# [SOLVED] Optimizing a matrix transpose function with OpenMP

## Issue

I have this code that transposes a matrix using loop tiling strategy.

``````void transposer(int n, int m, double *dst, const double *src) {
int blocksize;
for (int i = 0; i < n; i += blocksize) {
for (int j = 0; j < m; j += blocksize) {
// transpose the block beginning at [i,j]
for (int k = i; k < i + blocksize; ++k) {
for (int l = j; l < j + blocksize; ++l) {
dst[k + l*n] = src[l + k*m];
}
}
}
}
}
``````

I want to optimize this with multi-threading using OpenMP, however I am not sure what to do when having so many nested for loops. I thought about just adding `#pragma omp parallel for` but doesn’t this just parallelize the outer loop?

## Solution

When you try to parallelize a loop nest, you should ask yourself how many levels are conflict free.
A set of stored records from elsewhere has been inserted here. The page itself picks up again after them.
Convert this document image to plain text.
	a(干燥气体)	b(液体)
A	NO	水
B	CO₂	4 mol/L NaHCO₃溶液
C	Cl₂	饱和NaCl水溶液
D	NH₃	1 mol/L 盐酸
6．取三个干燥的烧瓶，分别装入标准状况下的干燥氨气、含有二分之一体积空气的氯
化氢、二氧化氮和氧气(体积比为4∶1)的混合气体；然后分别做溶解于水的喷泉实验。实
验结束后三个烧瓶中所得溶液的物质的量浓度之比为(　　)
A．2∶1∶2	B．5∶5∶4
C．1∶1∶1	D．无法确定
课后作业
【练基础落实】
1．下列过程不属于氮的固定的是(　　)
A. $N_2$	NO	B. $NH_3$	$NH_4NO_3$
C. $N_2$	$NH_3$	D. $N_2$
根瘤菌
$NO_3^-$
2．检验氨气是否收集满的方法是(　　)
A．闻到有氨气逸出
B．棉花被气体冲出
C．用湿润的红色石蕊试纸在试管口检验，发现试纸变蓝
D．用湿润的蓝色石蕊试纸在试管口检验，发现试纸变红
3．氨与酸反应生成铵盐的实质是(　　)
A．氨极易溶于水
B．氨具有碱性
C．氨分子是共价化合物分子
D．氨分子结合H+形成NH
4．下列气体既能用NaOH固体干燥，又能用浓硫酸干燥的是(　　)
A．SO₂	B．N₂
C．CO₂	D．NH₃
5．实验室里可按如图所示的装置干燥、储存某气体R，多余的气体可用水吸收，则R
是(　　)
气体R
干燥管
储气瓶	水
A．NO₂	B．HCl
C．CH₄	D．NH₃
As in: every iteration writing to a different location. If two iterations write (potentially) to the same location, you need to 1. use a reduction 2. use a critical section or other synchronization 3. decide that this loop is not worth parallelizing, or 4. rewrite your algorithm.
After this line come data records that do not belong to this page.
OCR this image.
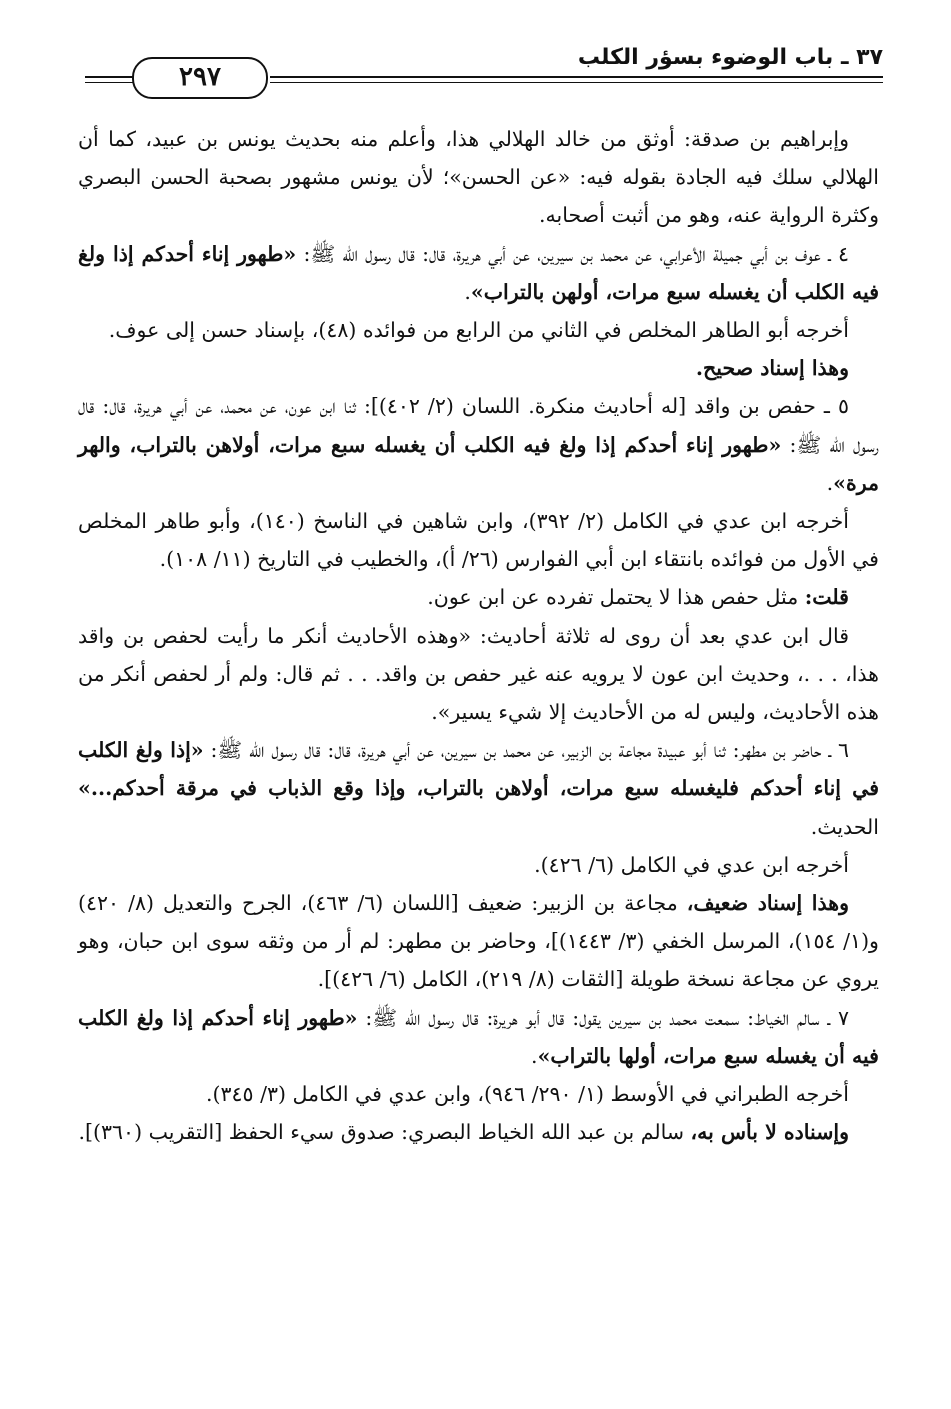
٢٩٧
٣٧ ـ باب الوضوء بسؤر الكلب

وإبراهيم بن صدقة: أوثق من خالد الهلالي هذا، وأعلم منه بحديث يونس بن عبيد، كما أن الهلالي سلك فيه الجادة بقوله فيه: «عن الحسن»؛ لأن يونس مشهور بصحبة الحسن البصري وكثرة الرواية عنه، وهو من أثبت أصحابه.

٤ ـ عوف بن أبي جميلة الأعرابي، عن محمد بن سيرين، عن أبي هريرة، قال: قال رسول الله ﷺ: «طهور إناء أحدكم إذا ولغ فيه الكلب أن يغسله سبع مرات، أولهن بالتراب».

أخرجه أبو الطاهر المخلص في الثاني من الرابع من فوائده (٤٨)، بإسناد حسن إلى عوف.

وهذا إسناد صحيح.

٥ ـ حفص بن واقد [له أحاديث منكرة. اللسان (٢/ ٤٠٢)]: ثنا ابن عون، عن محمد، عن أبي هريرة، قال: قال رسول الله ﷺ: «طهور إناء أحدكم إذا ولغ فيه الكلب أن يغسله سبع مرات، أولاهن بالتراب، والهر مرة».

أخرجه ابن عدي في الكامل (٢/ ٣٩٢)، وابن شاهين في الناسخ (١٤٠)، وأبو طاهر المخلص في الأول من فوائده بانتقاء ابن أبي الفوارس (٢٦/ أ)، والخطيب في التاريخ (١١/ ١٠٨).

قلت: مثل حفص هذا لا يحتمل تفرده عن ابن عون.

قال ابن عدي بعد أن روى له ثلاثة أحاديث: «وهذه الأحاديث أنكر ما رأيت لحفص بن واقد هذا، . . .، وحديث ابن عون لا يرويه عنه غير حفص بن واقد. . . ثم قال: ولم أر لحفص أنكر من هذه الأحاديث، وليس له من الأحاديث إلا شيء يسير».

٦ ـ حاضر بن مطهر: ثنا أبو عبيدة مجاعة بن الزبير، عن محمد بن سيرين، عن أبي هريرة، قال: قال رسول الله ﷺ: «إذا ولغ الكلب في إناء أحدكم فليغسله سبع مرات، أولاهن بالتراب، وإذا وقع الذباب في مرقة أحدكم...» الحديث.

أخرجه ابن عدي في الكامل (٦/ ٤٢٦).

وهذا إسناد ضعيف، مجاعة بن الزبير: ضعيف [اللسان (٦/ ٤٦٣)، الجرح والتعديل (٨/ ٤٢٠) و(١/ ١٥٤)، المرسل الخفي (٣/ ١٤٤٣)]، وحاضر بن مطهر: لم أر من وثقه سوى ابن حبان، وهو يروي عن مجاعة نسخة طويلة [الثقات (٨/ ٢١٩)، الكامل (٦/ ٤٢٦)].

٧ ـ سالم الخياط: سمعت محمد بن سيرين يقول: قال أبو هريرة: قال رسول الله ﷺ: «طهور إناء أحدكم إذا ولغ الكلب فيه أن يغسله سبع مرات، أولها بالتراب».

أخرجه الطبراني في الأوسط (١/ ٢٩٠/ ٩٤٦)، وابن عدي في الكامل (٣/ ٣٤٥).

وإسناده لا بأس به، سالم بن عبد الله الخياط البصري: صدوق سيء الحفظ [التقريب (٣٦٠)].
In your case, the write location depends on `k,l`. Since `k<n` and `l*n`, there are no pairs `k.l` / `k',l'` that write to the same location. Furthermore, there are no two inner iterations that have the same `k` or `l` value. So all four loops are parallel, and they are perfectly nested, so you can use `collapse(4)`.

You could also have drawn this conclusion by considering the algorithm in the abstract: in a matrix transposition each target location is written exactly once, so no matter how you traverse the target data structure, it’s completely parallel.